Dave Winer, the father of blogging, was there, and many women knew him but had never met him. He was quiet, so quiet, like a proud father watching his children and grandchildren enjoying the tools he helped create and popularize. Most of the men there were quiet as well, and it was such an inversion of the world we women live in, I felt as if I were in a Fellini dream.
I met women who are creative, entrepreneurial and curious, like Isabel Kallman, who started the AlphaMom cable television channel; Sheryle Bolton, founder of Quixit, which develops short games to sharpen the mind; Caroline Little, a lawyer who became CEO and Publisher of Washingtonpost.Newsweek Interactive; and Tracy Sheridan, CEO of a podcasting site that lets listeners interact with speakers in real time. A former client of mine, Abby Sher, who just started a blog at www.aredlineconnectsus.com to talk about her painting a red line down the sidewalks of Santa Monica everyday to call awareness to violence in the world, flew in for a couple of hours, as did Arianna Huffington, whose recounting of her first "blog" -- a letter she wrote and was published by the London Times in response to the sudden death of her longtime lover -- moved the audience to applause.
Today I went to see two documentaries about Hasidic women as part of the SF Jewish Film Festival. Most of the women had from 4 to 16 children, each about a year apart.

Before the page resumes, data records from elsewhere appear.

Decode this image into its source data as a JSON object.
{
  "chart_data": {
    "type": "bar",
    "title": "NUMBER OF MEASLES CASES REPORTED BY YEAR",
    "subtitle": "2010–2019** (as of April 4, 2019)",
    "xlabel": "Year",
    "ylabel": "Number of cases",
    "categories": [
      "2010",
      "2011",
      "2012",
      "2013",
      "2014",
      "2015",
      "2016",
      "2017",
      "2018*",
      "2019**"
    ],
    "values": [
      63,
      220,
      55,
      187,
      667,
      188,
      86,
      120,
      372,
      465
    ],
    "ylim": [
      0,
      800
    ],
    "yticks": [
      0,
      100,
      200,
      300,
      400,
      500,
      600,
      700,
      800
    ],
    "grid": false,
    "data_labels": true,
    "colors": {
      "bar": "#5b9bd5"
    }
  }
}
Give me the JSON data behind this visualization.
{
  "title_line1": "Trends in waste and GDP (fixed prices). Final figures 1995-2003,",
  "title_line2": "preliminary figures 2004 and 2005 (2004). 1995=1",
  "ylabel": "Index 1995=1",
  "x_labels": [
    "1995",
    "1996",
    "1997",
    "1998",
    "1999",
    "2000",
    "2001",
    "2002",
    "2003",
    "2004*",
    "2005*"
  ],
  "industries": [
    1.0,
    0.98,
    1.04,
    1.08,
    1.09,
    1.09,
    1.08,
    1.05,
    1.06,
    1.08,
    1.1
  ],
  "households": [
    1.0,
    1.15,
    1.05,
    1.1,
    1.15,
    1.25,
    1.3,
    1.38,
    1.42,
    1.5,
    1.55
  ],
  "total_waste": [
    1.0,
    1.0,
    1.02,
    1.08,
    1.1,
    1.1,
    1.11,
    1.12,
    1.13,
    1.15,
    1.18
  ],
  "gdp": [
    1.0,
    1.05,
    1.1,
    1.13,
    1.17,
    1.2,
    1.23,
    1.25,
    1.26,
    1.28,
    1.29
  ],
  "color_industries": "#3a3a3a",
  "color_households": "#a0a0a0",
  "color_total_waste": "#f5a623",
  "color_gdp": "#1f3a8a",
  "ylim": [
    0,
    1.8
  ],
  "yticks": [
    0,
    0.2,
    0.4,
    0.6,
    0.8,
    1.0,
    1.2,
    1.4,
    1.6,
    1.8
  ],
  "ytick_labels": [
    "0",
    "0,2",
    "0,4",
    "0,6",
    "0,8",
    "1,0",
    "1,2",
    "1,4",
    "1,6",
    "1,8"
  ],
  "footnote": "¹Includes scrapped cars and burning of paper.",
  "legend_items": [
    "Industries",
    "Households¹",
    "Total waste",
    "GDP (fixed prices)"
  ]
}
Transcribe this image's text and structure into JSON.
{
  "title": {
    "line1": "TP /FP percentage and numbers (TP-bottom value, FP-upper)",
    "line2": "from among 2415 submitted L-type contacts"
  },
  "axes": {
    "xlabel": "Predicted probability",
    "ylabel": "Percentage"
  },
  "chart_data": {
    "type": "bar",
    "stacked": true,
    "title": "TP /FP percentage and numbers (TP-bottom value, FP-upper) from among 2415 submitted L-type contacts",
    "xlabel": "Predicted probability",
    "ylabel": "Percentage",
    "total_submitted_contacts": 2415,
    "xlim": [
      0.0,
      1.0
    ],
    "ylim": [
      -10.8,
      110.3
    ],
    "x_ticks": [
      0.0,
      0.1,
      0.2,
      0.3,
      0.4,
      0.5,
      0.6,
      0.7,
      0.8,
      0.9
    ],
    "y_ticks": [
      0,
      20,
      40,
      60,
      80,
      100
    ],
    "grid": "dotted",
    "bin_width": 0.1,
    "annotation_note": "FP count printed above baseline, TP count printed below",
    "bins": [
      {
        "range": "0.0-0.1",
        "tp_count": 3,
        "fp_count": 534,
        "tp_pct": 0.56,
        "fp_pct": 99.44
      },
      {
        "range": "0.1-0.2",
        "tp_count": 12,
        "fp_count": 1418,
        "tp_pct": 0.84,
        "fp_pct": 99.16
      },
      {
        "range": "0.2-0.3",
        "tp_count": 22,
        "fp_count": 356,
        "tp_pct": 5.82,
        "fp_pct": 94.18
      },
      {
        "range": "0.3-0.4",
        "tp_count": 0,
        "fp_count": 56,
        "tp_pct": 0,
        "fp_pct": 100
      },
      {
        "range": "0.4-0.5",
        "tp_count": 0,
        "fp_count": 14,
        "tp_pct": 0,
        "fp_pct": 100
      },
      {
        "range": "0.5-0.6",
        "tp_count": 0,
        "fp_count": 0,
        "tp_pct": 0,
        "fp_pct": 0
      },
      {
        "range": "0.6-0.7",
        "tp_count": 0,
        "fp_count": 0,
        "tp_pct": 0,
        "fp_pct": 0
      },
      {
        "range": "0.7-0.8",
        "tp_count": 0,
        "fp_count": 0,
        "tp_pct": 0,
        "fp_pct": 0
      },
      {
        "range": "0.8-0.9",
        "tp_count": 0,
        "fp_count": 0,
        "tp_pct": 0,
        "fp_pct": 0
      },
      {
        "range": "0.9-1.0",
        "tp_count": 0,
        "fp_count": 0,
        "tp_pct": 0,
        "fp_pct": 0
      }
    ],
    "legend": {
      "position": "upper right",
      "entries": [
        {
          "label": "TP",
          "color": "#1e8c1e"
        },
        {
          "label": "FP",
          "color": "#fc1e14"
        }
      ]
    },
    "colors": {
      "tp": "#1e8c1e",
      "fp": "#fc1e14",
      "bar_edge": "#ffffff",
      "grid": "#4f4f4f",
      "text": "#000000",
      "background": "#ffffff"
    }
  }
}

They all wore wigs so no one except their husbands would see their hair. They do not touch other men, not even to shake hands, and their husbands are not supposed to touch other women. However, the husbands are allowed to sleep with single women -- a strange exception it seemed to me. The women seemed fulfilled by being breeders, except for one mother, who said she felt she could not have more than four children because she wouldn't be able to pay attention to each child. These women are not allowed to watch television or use the Internet. I felt as if I had just stepped back into the Middle Ages.

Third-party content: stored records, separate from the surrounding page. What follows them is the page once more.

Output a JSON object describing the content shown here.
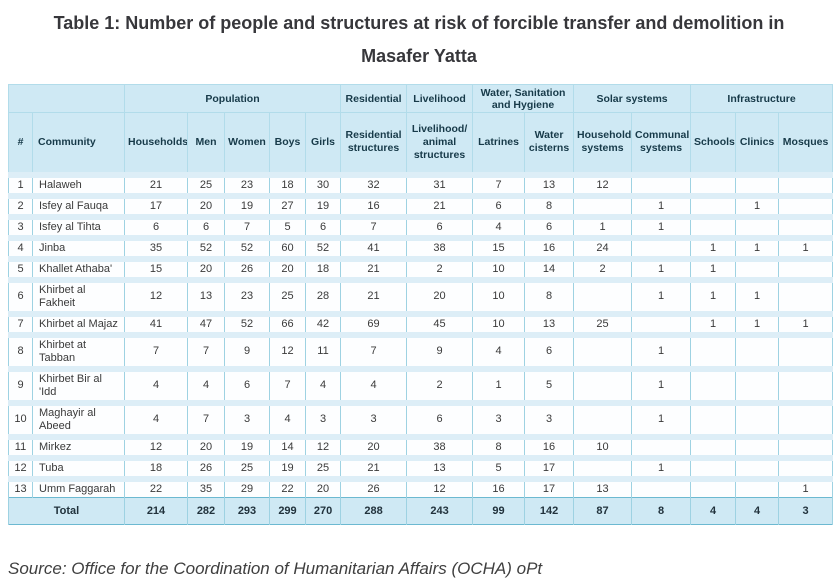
{
  "title": "Table 1: Number of people and structures at risk of forcible transfer and demolition in Masafer Yatta",
  "source": "Source: Office for the Coordination of Humanitarian Affairs (OCHA) oPt",
  "colors": {
    "header_bg": "#cfe9f4",
    "row_band": "#ddeef7",
    "outer_border": "#6cb9d1",
    "grid_line": "#9ed2e2",
    "text": "#3a3a3a",
    "title_text": "#37373b"
  },
  "table": {
    "group_headers": [
      {
        "label": "",
        "span": 2
      },
      {
        "label": "Population",
        "span": 5
      },
      {
        "label": "Residential",
        "span": 1
      },
      {
        "label": "Livelihood",
        "span": 1
      },
      {
        "label": "Water, Sanitation and Hygiene",
        "span": 2
      },
      {
        "label": "Solar systems",
        "span": 2
      },
      {
        "label": "Infrastructure",
        "span": 3
      }
    ],
    "columns": [
      "#",
      "Community",
      "Households",
      "Men",
      "Women",
      "Boys",
      "Girls",
      "Residential structures",
      "Livelihood/ animal structures",
      "Latrines",
      "Water cisterns",
      "Household systems",
      "Communal systems",
      "Schools",
      "Clinics",
      "Mosques"
    ],
    "rows": [
      [
        "1",
        "Halaweh",
        "21",
        "25",
        "23",
        "18",
        "30",
        "32",
        "31",
        "7",
        "13",
        "12",
        "",
        "",
        "",
        ""
      ],
      [
        "2",
        "Isfey al Fauqa",
        "17",
        "20",
        "19",
        "27",
        "19",
        "16",
        "21",
        "6",
        "8",
        "",
        "1",
        "",
        "1",
        ""
      ],
      [
        "3",
        "Isfey al Tihta",
        "6",
        "6",
        "7",
        "5",
        "6",
        "7",
        "6",
        "4",
        "6",
        "1",
        "1",
        "",
        "",
        ""
      ],
      [
        "4",
        "Jinba",
        "35",
        "52",
        "52",
        "60",
        "52",
        "41",
        "38",
        "15",
        "16",
        "24",
        "",
        "1",
        "1",
        "1"
      ],
      [
        "5",
        "Khallet Athaba'",
        "15",
        "20",
        "26",
        "20",
        "18",
        "21",
        "2",
        "10",
        "14",
        "2",
        "1",
        "1",
        "",
        ""
      ],
      [
        "6",
        "Khirbet al Fakheit",
        "12",
        "13",
        "23",
        "25",
        "28",
        "21",
        "20",
        "10",
        "8",
        "",
        "1",
        "1",
        "1",
        ""
      ],
      [
        "7",
        "Khirbet al Majaz",
        "41",
        "47",
        "52",
        "66",
        "42",
        "69",
        "45",
        "10",
        "13",
        "25",
        "",
        "1",
        "1",
        "1"
      ],
      [
        "8",
        "Khirbet at Tabban",
        "7",
        "7",
        "9",
        "12",
        "11",
        "7",
        "9",
        "4",
        "6",
        "",
        "1",
        "",
        "",
        ""
      ],
      [
        "9",
        "Khirbet Bir al 'Idd",
        "4",
        "4",
        "6",
        "7",
        "4",
        "4",
        "2",
        "1",
        "5",
        "",
        "1",
        "",
        "",
        ""
      ],
      [
        "10",
        "Maghayir al Abeed",
        "4",
        "7",
        "3",
        "4",
        "3",
        "3",
        "6",
        "3",
        "3",
        "",
        "1",
        "",
        "",
        ""
      ],
      [
        "11",
        "Mirkez",
        "12",
        "20",
        "19",
        "14",
        "12",
        "20",
        "38",
        "8",
        "16",
        "10",
        "",
        "",
        "",
        ""
      ],
      [
        "12",
        "Tuba",
        "18",
        "26",
        "25",
        "19",
        "25",
        "21",
        "13",
        "5",
        "17",
        "",
        "1",
        "",
        "",
        ""
      ],
      [
        "13",
        "Umm Faggarah",
        "22",
        "35",
        "29",
        "22",
        "20",
        "26",
        "12",
        "16",
        "17",
        "13",
        "",
        "",
        "",
        "1"
      ]
    ],
    "total": {
      "label": "Total",
      "values": [
        "214",
        "282",
        "293",
        "299",
        "270",
        "288",
        "243",
        "99",
        "142",
        "87",
        "8",
        "4",
        "4",
        "3"
      ]
    }
  }
}
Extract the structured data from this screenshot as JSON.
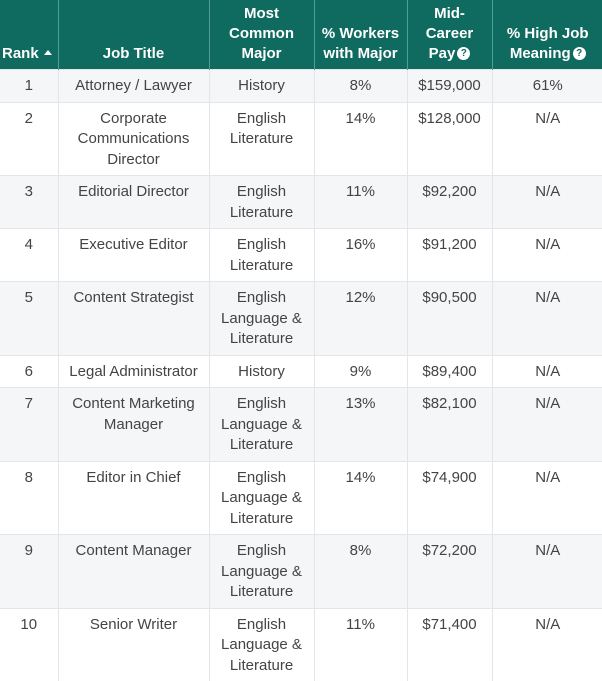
{
  "table": {
    "columns": [
      {
        "key": "rank",
        "label": "Rank",
        "sort": "ascending",
        "help": false
      },
      {
        "key": "job_title",
        "label": "Job Title",
        "help": false
      },
      {
        "key": "major",
        "label": "Most Common Major",
        "help": false
      },
      {
        "key": "workers",
        "label": "% Workers with Major",
        "help": false
      },
      {
        "key": "pay",
        "label": "Mid-Career Pay",
        "help": true
      },
      {
        "key": "meaning",
        "label": "% High Job Meaning",
        "help": true
      }
    ],
    "header": {
      "rank": "Rank",
      "job_title": "Job Title",
      "major_l1": "Most",
      "major_l2": "Common",
      "major_l3": "Major",
      "workers_l1": "% Workers",
      "workers_l2": "with Major",
      "pay_l1": "Mid-",
      "pay_l2": "Career",
      "pay_l3": "Pay",
      "meaning_l1": "% High Job",
      "meaning_l2": "Meaning",
      "help_glyph": "?"
    },
    "rows": [
      {
        "rank": "1",
        "job_title": "Attorney / Lawyer",
        "major": "History",
        "workers": "8%",
        "pay": "$159,000",
        "meaning": "61%"
      },
      {
        "rank": "2",
        "job_title": "Corporate Communications Director",
        "major": "English Literature",
        "workers": "14%",
        "pay": "$128,000",
        "meaning": "N/A"
      },
      {
        "rank": "3",
        "job_title": "Editorial Director",
        "major": "English Literature",
        "workers": "11%",
        "pay": "$92,200",
        "meaning": "N/A"
      },
      {
        "rank": "4",
        "job_title": "Executive Editor",
        "major": "English Literature",
        "workers": "16%",
        "pay": "$91,200",
        "meaning": "N/A"
      },
      {
        "rank": "5",
        "job_title": "Content Strategist",
        "major": "English Language & Literature",
        "workers": "12%",
        "pay": "$90,500",
        "meaning": "N/A"
      },
      {
        "rank": "6",
        "job_title": "Legal Administrator",
        "major": "History",
        "workers": "9%",
        "pay": "$89,400",
        "meaning": "N/A"
      },
      {
        "rank": "7",
        "job_title": "Content Marketing Manager",
        "major": "English Language & Literature",
        "workers": "13%",
        "pay": "$82,100",
        "meaning": "N/A"
      },
      {
        "rank": "8",
        "job_title": "Editor in Chief",
        "major": "English Language & Literature",
        "workers": "14%",
        "pay": "$74,900",
        "meaning": "N/A"
      },
      {
        "rank": "9",
        "job_title": "Content Manager",
        "major": "English Language & Literature",
        "workers": "8%",
        "pay": "$72,200",
        "meaning": "N/A"
      },
      {
        "rank": "10",
        "job_title": "Senior Writer",
        "major": "English Language & Literature",
        "workers": "11%",
        "pay": "$71,400",
        "meaning": "N/A"
      }
    ]
  },
  "colors": {
    "header_bg": "#0f6a60",
    "header_text": "#ffffff",
    "row_alt_bg": "#f5f6f8",
    "cell_text": "#444444",
    "border": "#e3e5e8"
  }
}
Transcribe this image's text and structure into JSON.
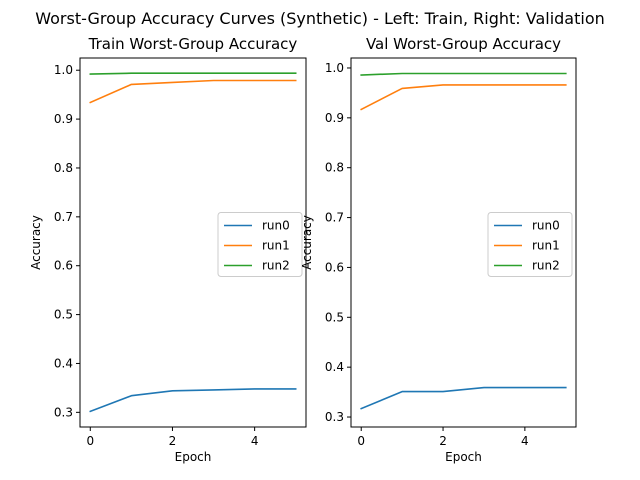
{
  "figure_title": "Worst-Group Accuracy Curves (Synthetic) - Left: Train, Right: Validation",
  "colors": {
    "run0": "#1f77b4",
    "run1": "#ff7f0e",
    "run2": "#2ca02c"
  },
  "chart_data": [
    {
      "type": "line",
      "title": "Train Worst-Group Accuracy",
      "xlabel": "Epoch",
      "ylabel": "Accuracy",
      "x": [
        0,
        1,
        2,
        3,
        4,
        5
      ],
      "xticks": [
        "0",
        "2",
        "4"
      ],
      "yticks": [
        "0.3",
        "0.4",
        "0.5",
        "0.6",
        "0.7",
        "0.8",
        "0.9",
        "1.0"
      ],
      "xlim": [
        -0.25,
        5.25
      ],
      "ylim": [
        0.27,
        1.025
      ],
      "grid": false,
      "legend": "center-right",
      "series": [
        {
          "name": "run0",
          "values": [
            0.302,
            0.334,
            0.344,
            0.346,
            0.348,
            0.348
          ]
        },
        {
          "name": "run1",
          "values": [
            0.934,
            0.971,
            0.975,
            0.979,
            0.979,
            0.979
          ]
        },
        {
          "name": "run2",
          "values": [
            0.992,
            0.994,
            0.994,
            0.994,
            0.994,
            0.994
          ]
        }
      ]
    },
    {
      "type": "line",
      "title": "Val Worst-Group Accuracy",
      "xlabel": "Epoch",
      "ylabel": "Accuracy",
      "x": [
        0,
        1,
        2,
        3,
        4,
        5
      ],
      "xticks": [
        "0",
        "2",
        "4"
      ],
      "yticks": [
        "0.3",
        "0.4",
        "0.5",
        "0.6",
        "0.7",
        "0.8",
        "0.9",
        "1.0"
      ],
      "xlim": [
        -0.25,
        5.25
      ],
      "ylim": [
        0.28,
        1.02
      ],
      "grid": false,
      "legend": "center-right",
      "series": [
        {
          "name": "run0",
          "values": [
            0.317,
            0.351,
            0.351,
            0.359,
            0.359,
            0.359
          ]
        },
        {
          "name": "run1",
          "values": [
            0.917,
            0.959,
            0.966,
            0.966,
            0.966,
            0.966
          ]
        },
        {
          "name": "run2",
          "values": [
            0.986,
            0.989,
            0.989,
            0.989,
            0.989,
            0.989
          ]
        }
      ]
    }
  ]
}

Afterwards, I had an argument with a friend who thinks we should respect the Hasidic tradition. I cannot respect a tradition that imprisons women -- and men -- before they even have a chance to think on their own. I cannot respect a tradition that forbids its progeny from using the tools humankind has invented, including the computer and the Internet. I cannot respect a tradition that is bound by inclusion and fear of extinction. We will all become extinct. Our ideas will not.